Uma grande atração foi o concurso de cosplayers. Houve muitos concorrentes que representaram não somente o Universo dos filmes, mas também o Universo Literário, o que despertou bastante atenção. E os cosplayers capricharam. Além da presença do nosso já conhecido e amigo João Paulo Nogueira, de Rio das Ostras, que é a cara do Anakin Skywalker e que estava com uma lente de contato amarela de dar medo, tivemos como destaques, Felipe D’Almeida Ribeiro, o grande vencedor do concurso de sábado, com seu incrível cosplay do General Grievous, e Roberto Tateishi, que ganhou o prêmio do público com o cosplay de Chirrut Imwe, também no sábado. O homem foi tão perfeito que até falou no mesmo tom de voz do original. Era de arrepiar.
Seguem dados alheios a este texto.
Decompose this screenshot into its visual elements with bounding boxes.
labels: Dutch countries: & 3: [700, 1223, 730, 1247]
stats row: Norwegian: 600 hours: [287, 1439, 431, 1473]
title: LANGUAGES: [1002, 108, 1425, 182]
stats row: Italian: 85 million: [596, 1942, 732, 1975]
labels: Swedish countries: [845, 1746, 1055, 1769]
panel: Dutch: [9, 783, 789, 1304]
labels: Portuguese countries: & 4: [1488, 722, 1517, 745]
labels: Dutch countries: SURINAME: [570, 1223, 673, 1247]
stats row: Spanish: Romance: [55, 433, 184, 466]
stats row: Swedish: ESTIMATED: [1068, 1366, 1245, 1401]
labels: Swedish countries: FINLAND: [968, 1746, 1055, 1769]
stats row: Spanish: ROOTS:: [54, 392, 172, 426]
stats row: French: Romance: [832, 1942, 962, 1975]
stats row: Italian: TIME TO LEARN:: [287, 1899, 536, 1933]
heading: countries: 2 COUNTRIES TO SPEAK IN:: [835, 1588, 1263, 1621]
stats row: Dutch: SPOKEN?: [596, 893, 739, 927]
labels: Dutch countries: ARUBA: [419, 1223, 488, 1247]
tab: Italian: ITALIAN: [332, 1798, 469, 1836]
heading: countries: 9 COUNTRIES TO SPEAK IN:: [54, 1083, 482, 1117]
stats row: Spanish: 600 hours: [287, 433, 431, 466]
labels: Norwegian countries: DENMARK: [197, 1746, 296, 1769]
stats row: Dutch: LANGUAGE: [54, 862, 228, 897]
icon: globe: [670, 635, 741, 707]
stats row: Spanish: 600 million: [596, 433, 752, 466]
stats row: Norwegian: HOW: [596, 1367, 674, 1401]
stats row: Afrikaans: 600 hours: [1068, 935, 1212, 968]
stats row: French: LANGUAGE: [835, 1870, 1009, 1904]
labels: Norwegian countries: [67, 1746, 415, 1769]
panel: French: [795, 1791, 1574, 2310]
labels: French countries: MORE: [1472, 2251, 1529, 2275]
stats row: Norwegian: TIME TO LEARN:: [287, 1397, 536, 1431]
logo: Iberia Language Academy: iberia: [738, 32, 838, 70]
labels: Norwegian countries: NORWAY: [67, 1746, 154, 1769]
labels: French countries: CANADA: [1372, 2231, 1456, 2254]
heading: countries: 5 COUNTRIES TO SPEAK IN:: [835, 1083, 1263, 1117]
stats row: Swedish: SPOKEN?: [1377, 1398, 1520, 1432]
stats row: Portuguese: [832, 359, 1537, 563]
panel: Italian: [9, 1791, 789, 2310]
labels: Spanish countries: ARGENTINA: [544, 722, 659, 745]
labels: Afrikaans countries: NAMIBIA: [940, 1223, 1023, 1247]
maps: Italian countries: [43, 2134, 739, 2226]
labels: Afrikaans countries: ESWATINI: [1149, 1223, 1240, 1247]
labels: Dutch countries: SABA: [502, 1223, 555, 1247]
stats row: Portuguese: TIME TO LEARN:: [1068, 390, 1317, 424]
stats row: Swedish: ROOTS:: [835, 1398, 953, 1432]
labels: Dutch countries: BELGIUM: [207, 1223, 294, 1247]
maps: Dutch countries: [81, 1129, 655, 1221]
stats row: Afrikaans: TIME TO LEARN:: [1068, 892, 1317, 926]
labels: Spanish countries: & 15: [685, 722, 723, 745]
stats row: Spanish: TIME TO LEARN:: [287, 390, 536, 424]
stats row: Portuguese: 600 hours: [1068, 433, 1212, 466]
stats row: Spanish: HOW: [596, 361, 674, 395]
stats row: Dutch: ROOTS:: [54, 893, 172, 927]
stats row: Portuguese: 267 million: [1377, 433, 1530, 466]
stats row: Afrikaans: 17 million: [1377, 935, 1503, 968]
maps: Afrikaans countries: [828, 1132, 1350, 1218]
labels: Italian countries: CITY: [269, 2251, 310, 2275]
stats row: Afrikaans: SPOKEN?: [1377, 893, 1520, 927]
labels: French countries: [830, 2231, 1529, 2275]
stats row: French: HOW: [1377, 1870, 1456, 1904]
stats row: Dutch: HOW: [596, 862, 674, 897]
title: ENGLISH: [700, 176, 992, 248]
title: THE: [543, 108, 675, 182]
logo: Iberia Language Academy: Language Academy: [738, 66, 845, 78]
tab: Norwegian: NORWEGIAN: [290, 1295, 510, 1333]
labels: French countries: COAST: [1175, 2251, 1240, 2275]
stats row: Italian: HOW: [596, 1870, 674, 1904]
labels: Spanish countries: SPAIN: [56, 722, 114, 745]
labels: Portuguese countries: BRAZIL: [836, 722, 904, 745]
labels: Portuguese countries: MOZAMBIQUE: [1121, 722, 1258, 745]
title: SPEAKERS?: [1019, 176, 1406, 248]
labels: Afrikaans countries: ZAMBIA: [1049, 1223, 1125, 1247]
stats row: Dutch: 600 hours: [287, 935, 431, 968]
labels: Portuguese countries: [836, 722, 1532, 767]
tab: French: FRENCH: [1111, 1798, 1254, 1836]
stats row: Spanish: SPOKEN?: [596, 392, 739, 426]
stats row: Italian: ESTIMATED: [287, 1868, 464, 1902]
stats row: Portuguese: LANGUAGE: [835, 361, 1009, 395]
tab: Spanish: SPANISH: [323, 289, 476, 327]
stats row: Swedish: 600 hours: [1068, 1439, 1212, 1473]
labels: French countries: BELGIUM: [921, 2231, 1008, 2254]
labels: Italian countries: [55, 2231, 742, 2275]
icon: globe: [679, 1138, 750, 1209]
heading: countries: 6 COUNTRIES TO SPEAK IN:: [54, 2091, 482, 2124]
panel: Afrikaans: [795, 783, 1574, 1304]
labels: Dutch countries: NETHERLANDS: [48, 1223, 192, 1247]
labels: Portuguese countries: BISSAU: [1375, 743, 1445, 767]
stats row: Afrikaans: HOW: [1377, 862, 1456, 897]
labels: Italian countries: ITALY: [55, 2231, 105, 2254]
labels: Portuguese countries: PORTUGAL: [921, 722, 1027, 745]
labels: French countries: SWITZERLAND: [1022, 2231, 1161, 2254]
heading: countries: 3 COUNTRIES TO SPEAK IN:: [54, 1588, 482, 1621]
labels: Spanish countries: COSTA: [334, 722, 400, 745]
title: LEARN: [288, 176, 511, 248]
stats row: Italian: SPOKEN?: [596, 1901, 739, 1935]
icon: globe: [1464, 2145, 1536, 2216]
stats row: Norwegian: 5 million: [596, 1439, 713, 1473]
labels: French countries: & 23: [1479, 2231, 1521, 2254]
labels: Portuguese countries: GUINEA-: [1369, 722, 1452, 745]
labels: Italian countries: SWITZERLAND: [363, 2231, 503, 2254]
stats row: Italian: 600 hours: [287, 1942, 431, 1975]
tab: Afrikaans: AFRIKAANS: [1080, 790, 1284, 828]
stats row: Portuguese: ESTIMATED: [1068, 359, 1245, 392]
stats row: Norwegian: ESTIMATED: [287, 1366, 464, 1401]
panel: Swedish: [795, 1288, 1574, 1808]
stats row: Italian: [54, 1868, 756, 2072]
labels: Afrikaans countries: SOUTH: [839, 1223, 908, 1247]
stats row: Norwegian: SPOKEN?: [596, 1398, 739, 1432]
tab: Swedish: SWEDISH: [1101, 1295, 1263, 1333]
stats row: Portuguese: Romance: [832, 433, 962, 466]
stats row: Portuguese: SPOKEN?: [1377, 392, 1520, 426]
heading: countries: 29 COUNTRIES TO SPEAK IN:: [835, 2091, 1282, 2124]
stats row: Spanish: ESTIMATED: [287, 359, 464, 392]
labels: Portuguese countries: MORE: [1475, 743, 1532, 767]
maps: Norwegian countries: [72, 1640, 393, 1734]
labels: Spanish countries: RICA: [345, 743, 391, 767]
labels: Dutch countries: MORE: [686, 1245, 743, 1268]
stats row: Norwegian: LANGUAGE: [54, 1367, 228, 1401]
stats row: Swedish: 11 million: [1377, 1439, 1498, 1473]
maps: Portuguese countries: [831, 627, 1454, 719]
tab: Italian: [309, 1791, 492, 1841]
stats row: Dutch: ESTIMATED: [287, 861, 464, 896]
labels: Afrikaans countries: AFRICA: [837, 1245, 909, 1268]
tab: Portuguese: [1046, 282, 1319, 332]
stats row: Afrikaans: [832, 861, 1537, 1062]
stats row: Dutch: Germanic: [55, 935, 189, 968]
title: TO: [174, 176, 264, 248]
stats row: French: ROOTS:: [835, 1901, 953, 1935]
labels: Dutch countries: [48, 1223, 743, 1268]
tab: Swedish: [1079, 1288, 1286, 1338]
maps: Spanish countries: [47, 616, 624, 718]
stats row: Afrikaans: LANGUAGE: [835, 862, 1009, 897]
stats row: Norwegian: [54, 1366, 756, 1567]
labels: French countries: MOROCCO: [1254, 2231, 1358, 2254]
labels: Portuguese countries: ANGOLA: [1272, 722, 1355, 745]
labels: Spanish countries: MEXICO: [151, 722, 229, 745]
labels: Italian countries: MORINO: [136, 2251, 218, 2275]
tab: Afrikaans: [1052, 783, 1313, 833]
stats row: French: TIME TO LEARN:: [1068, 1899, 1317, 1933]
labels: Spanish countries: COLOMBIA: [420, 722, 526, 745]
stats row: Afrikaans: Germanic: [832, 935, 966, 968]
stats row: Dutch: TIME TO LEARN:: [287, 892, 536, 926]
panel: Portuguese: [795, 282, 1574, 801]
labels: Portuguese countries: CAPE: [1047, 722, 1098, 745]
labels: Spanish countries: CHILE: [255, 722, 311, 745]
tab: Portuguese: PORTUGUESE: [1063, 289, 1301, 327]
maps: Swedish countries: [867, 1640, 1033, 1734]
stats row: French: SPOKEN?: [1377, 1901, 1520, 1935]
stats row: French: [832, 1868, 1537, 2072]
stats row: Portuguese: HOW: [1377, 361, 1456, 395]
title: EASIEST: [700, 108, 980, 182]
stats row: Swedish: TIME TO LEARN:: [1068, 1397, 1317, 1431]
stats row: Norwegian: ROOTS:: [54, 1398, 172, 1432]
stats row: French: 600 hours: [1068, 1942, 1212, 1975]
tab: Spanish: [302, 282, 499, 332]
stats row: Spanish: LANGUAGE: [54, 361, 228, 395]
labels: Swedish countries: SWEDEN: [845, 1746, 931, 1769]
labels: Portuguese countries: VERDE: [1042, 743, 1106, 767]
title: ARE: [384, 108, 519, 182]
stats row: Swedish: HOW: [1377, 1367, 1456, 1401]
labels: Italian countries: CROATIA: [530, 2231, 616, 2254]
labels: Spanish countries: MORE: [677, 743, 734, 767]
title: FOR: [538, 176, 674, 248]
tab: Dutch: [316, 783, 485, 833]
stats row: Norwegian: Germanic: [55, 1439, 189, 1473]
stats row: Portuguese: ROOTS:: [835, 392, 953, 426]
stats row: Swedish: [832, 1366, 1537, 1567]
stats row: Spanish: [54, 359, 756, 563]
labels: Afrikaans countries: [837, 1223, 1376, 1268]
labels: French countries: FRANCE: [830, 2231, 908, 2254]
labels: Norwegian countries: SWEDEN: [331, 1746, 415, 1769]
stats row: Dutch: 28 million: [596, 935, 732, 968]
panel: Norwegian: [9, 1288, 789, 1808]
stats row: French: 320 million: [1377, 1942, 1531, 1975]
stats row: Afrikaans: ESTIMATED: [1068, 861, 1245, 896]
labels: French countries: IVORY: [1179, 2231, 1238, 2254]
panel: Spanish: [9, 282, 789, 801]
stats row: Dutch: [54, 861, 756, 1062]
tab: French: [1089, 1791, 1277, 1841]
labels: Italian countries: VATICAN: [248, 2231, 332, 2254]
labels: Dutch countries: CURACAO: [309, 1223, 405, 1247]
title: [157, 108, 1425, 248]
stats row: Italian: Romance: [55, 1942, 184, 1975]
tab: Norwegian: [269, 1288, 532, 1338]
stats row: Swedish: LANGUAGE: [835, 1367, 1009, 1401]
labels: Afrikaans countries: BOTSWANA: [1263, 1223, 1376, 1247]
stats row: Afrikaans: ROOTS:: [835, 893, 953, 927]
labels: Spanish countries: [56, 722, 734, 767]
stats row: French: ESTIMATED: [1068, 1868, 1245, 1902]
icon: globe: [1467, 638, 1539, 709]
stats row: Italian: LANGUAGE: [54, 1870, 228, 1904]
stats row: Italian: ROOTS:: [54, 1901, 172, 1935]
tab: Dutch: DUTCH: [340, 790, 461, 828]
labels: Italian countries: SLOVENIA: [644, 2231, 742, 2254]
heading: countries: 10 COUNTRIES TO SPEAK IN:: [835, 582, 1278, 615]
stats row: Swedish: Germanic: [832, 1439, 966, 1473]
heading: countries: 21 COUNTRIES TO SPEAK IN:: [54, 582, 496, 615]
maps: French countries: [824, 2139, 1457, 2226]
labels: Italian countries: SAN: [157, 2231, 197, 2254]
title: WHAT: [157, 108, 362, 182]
Felipe D’Almeida Ribeiro, com o impressionante cosplay do General Grievous

Pois bem, essas foram algumas das impressões da Jedicon esse ano. Se não tivemos um público como os que vimos no Planetário da Gávea em outros anos, ainda assim tivemos um público considerado muito bom para um evento na Barra, que ainda é vista de forma preconceituosa como uma galáxia muito distante (devemos nos lembrar de que o metrô já faz uns bons saltos no hiperespaço que deixam a Barra muito mais perto da gente agora). O Windsor tem uma excelente estrutura fora um ou outro problema que pode sofrer ajustes. E o saldo do evento foi muito positivo. Apesar de ser citado aqui somente os nomes de Brian e Henrique, muitos outros fãs ajudaram desta vez. Mas vou me reservar não mencionar o nome deles, pois posso cometer a injustiça de esquecer de alguém. De qualquer forma, todos eles estão em nossos corações e temos muita gratidão por eles. A gente sabe lá no fundo quem são. Verdadeiros amigos que se integraram à família jedi mais recentemente ou há mais tempo. Pessoas que me despertaram muita admiração quando eu fui ao primeiro Cineclube Sci Fi assistir à Blade Runner e descobri como ainda existe gente que se trata com carinho e consideração neste mundo cada vez mais violento e agressivo. A essas pessoas que dedicaram parte de suas vidas a organizar a Jedicon deste ano o nosso muito obrigado e a gratidão eterna. E que venham outras Jedicons por aí.